Director Bryan Singer is the master of glossy, commercial thrills yet he’s been looking for an X-Men sized hit after the disappointment of Superman Returns. With Tom Cruise in the lead and a powerfully true story in his script, Valkyrie looked to be that film. And in many ways it is. Singer delivers a rattling good yarn that somehow manages to hoodwink your knowledge of history. We know Hitler wasn’t killed by his own men yet somehow, maybe this time… Much of the action is thrillingly staged and Singer’s long time cinematographic partner Newton Sigel returns a handsome print.

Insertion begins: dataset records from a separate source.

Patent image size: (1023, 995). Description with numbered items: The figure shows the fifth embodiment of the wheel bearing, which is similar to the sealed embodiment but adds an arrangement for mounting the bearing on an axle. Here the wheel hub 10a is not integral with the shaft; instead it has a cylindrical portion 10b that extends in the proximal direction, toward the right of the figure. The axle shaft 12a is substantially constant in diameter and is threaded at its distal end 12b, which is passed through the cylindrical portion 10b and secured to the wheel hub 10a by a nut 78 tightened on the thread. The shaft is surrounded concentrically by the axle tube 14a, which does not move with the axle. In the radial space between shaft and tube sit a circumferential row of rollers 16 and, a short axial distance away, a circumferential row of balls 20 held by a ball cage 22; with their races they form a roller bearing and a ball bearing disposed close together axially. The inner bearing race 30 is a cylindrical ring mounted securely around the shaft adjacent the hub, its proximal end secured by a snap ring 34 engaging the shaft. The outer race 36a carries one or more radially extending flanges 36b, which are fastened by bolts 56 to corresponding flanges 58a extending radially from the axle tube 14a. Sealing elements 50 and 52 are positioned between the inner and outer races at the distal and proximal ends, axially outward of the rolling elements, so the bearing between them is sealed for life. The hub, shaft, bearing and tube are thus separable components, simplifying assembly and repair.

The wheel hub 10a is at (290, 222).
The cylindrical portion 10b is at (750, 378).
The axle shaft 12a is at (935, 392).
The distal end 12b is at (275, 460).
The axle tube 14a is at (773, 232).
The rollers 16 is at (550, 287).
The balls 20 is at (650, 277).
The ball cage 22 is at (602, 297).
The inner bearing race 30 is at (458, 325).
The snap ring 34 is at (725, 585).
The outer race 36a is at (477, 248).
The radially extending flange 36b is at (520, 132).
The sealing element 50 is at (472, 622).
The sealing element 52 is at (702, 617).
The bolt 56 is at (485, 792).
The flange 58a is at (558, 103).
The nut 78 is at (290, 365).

Yet something is missing. Valkyrie never packs the punch of its operatic namesake. Singer steers Stauffenberg and his men, senior Nazi officers, along an uncomplicated dramatic path without exploring why they’ve suddenly found their conscience. They’re simplistically painted as good guys in a bad uniform, and it’s way too pat. Cruise and his supporting cast (Nighy, Terence Stamp, Kenneth Branagh, Tom Wilkinson) are similarly one-dimensional and offer little insight into the complexity – logistical or emotional – of the operation. This isn’t a bank job after all – this is treason. This is Hitler!

With a little less shine and a little more substance Valkyrie could have been Singer’s Schindler’s List. It’s not, but it is an absorbing entertainment and an easily digested history lesson most know little about. And to that end, it works.